Six central banks have formed a group to work with the Bank of International Settlements (BIS) on central bank digital currencies (CBDCs). The members will share findings from assessing potential cases for these currencies.

The group comprises the Bank of England, European Central Bank, Bank of Canada, Bank of Japan, Swiss National Bank, and Sveriges Riksbank, which is the central bank of Sweden.

Each member of the group will investigate CBDC use cases along with economic, functional and technical design choices, including cross-border interoperability. The banks and BIS will share any findings and information on new technologies.

The members will work with the Financial Stability Board and the Committee on Payments and Market Infrastructures (CPMI).

BIS Innovation Hub head Benoît Cœuré and Bank of England deputy governor Jon Cunliffe will co-chair the group.

BIS formed the Innovation Hub in June last year to encourage collaboration between central banks on emerging financial technologies. In October, the Swiss National Bank entered an operational agreement with BIS to bring Innovation Hub Centres to Switzerland.

Initially, the Swiss Centre is set to involve two projects.
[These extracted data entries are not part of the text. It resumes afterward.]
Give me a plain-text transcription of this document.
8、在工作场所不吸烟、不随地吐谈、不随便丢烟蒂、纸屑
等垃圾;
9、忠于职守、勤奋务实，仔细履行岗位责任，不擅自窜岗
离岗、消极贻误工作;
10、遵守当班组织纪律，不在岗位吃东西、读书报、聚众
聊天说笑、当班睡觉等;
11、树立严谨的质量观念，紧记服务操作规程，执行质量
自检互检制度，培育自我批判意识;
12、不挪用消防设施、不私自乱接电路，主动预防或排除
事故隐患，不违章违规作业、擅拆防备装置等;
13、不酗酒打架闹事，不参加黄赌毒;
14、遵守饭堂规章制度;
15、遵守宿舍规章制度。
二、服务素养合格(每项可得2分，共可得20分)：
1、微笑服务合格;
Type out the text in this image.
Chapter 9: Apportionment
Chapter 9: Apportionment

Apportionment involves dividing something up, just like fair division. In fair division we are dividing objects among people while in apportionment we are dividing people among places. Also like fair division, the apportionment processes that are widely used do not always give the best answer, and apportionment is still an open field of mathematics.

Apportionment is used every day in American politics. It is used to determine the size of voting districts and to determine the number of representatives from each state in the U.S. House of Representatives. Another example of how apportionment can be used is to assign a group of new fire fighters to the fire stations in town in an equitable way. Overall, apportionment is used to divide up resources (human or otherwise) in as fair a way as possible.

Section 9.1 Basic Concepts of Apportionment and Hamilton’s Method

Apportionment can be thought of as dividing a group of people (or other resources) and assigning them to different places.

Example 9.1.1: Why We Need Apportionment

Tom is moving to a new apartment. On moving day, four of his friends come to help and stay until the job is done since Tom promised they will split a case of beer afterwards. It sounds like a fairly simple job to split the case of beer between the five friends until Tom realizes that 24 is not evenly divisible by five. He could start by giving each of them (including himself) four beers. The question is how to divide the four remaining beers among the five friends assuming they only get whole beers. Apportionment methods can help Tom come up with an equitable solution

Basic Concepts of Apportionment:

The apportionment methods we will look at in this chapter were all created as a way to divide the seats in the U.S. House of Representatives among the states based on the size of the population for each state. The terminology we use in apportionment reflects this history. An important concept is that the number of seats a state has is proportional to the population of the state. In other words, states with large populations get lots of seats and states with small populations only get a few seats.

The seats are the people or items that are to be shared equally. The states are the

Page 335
The first project will explore the combination of digital central bank currency and a distributed ledger technology infrastructure.

The second project will focus on tackling the increasing requirements for central banks to track electronic markets.

In December last year, Riksbank partnered with Accenture to trial its digital currency e-krona on mobile phone, card and watch.

The central banks of UAE and Saudi Arabia also introduced their common digital currency project Aber in last January. The currency is meant for financial settlements between the countries via blockchain and distributed ledgers technologies.